In yet another vivid illustration of the bungling that has become characteristic of Lefa, officials from the association left it until late before they began running around scrounging for foreign currency.
They even approached the Central Bank of Lesotho (CBL) only to be told the central bank was not in the business of providing foreign currency to individuals.
The embarrassing episode could not have come at a worse time for the national team that takes on Sao Tomé in a rescheduled African Nations Cup preliminary round qualifier tie in Sao Tomé this afternoon.
A source close to the association said the officials failed to secure United States dollars, the preferred currency for international travellers, from commercial banks.

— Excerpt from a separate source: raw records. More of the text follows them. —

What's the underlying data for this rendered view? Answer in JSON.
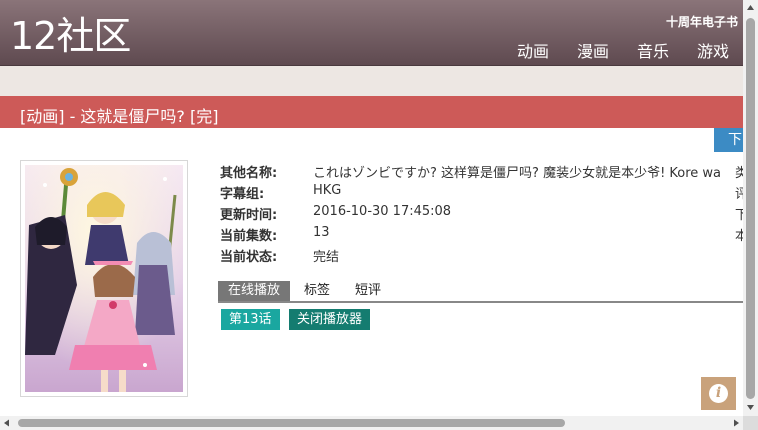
{
  "header": {
    "logo": "12社区",
    "top_link": "十周年电子书",
    "nav": [
      "动画",
      "漫画",
      "音乐",
      "游戏"
    ]
  },
  "title": "[动画] - 这就是僵尸吗? [完]",
  "download_tab": "下",
  "info": [
    {
      "label": "其他名称:",
      "value": "これはゾンビですか?  这样算是僵尸吗?  魔装少女就是本少爷!  Kore wa"
    },
    {
      "label": "字幕组:",
      "value": "HKG"
    },
    {
      "label": "更新时间:",
      "value": "2016-10-30 17:45:08"
    },
    {
      "label": "当前集数:",
      "value": "13"
    },
    {
      "label": "当前状态:",
      "value": "完结"
    }
  ],
  "info_right": [
    "类",
    "评",
    "下",
    "本"
  ],
  "tabs": [
    "在线播放",
    "标签",
    "短评"
  ],
  "episode_button": "第13话",
  "close_player": "关闭播放器",
  "info_icon": "i",
  "colors": {
    "title_bar": "#cd5a58",
    "episode": "#1aa7a0",
    "close": "#147c70",
    "download": "#3c8bc4"
  }
}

It is then that they decided to approach the central bank at the 11th hour.
Central Bank of Lesotho chief public relations officer, Thato Mohasoa, was blunt in his response when he was approached for a comment by the Sunday Express.
“The central bank does not issue any US dollars; the business of foreign exchange is done by commercial banks only,” Mohasoa said.

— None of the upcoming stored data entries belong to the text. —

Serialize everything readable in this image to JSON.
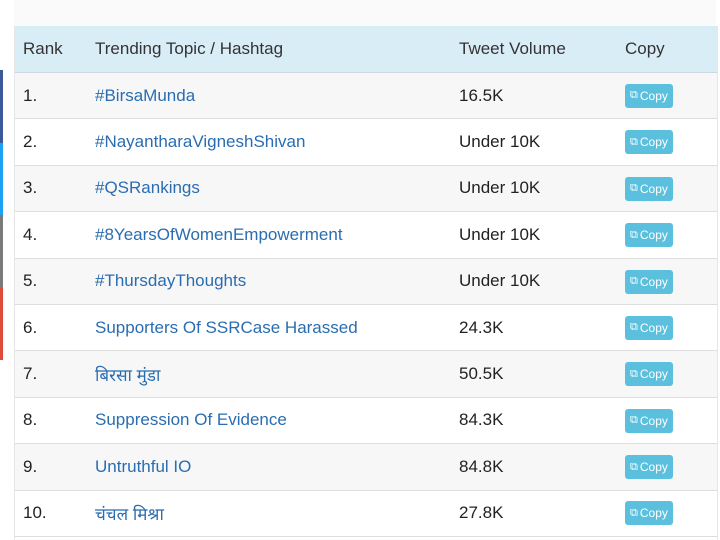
{
  "table": {
    "headers": {
      "rank": "Rank",
      "topic": "Trending Topic / Hashtag",
      "volume": "Tweet Volume",
      "copy": "Copy"
    },
    "copy_label": "Copy",
    "rows": [
      {
        "rank": "1.",
        "topic": "#BirsaMunda",
        "volume": "16.5K"
      },
      {
        "rank": "2.",
        "topic": "#NayantharaVigneshShivan",
        "volume": "Under 10K"
      },
      {
        "rank": "3.",
        "topic": "#QSRankings",
        "volume": "Under 10K"
      },
      {
        "rank": "4.",
        "topic": "#8YearsOfWomenEmpowerment",
        "volume": "Under 10K"
      },
      {
        "rank": "5.",
        "topic": "#ThursdayThoughts",
        "volume": "Under 10K"
      },
      {
        "rank": "6.",
        "topic": "Supporters Of SSRCase Harassed",
        "volume": "24.3K"
      },
      {
        "rank": "7.",
        "topic": "बिरसा मुंडा",
        "volume": "50.5K"
      },
      {
        "rank": "8.",
        "topic": "Suppression Of Evidence",
        "volume": "84.3K"
      },
      {
        "rank": "9.",
        "topic": "Untruthful IO",
        "volume": "84.8K"
      },
      {
        "rank": "10.",
        "topic": "चंचल मिश्रा",
        "volume": "27.8K"
      }
    ]
  },
  "colors": {
    "header_bg": "#d9edf7",
    "link": "#2a6db0",
    "copy_button": "#5bc0de",
    "stripe": [
      "#3b5998",
      "#1da1f2",
      "#25d366",
      "#dd4b39"
    ]
  },
  "icons": {
    "copy": "clipboard-icon"
  }
}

Besides, Mohasoa said, the Lefa officials had come to their offices when it was already late.
“The lady who was helping them has given me a report showing that they (Lefa) came here very late to ask for dollars,” he said.
Mohasoa said he expected Lefa to know very well that the central bank does not issue any foreign currency to the public.
“They were only taking chances because by the time they came here commercial banks were already closed,” Mohasoa said.
“I am told their (players’ and officials’) authorisations were done very late. There was no way we could have helped them because we do not keep any foreign currencies.”
Lefa communications manager, Mikea Kalati, refused to comment telling the Sunday Express the association was not ready to discuss the matter.
“No comment on anything related to this topic,” Kalati said on Friday.
The Sunday Express understands that the players were only given their allowances in South Africa currency.
Players were given R100 a day while officials pocketed R200 a day for the five days they were expected to be on national duty.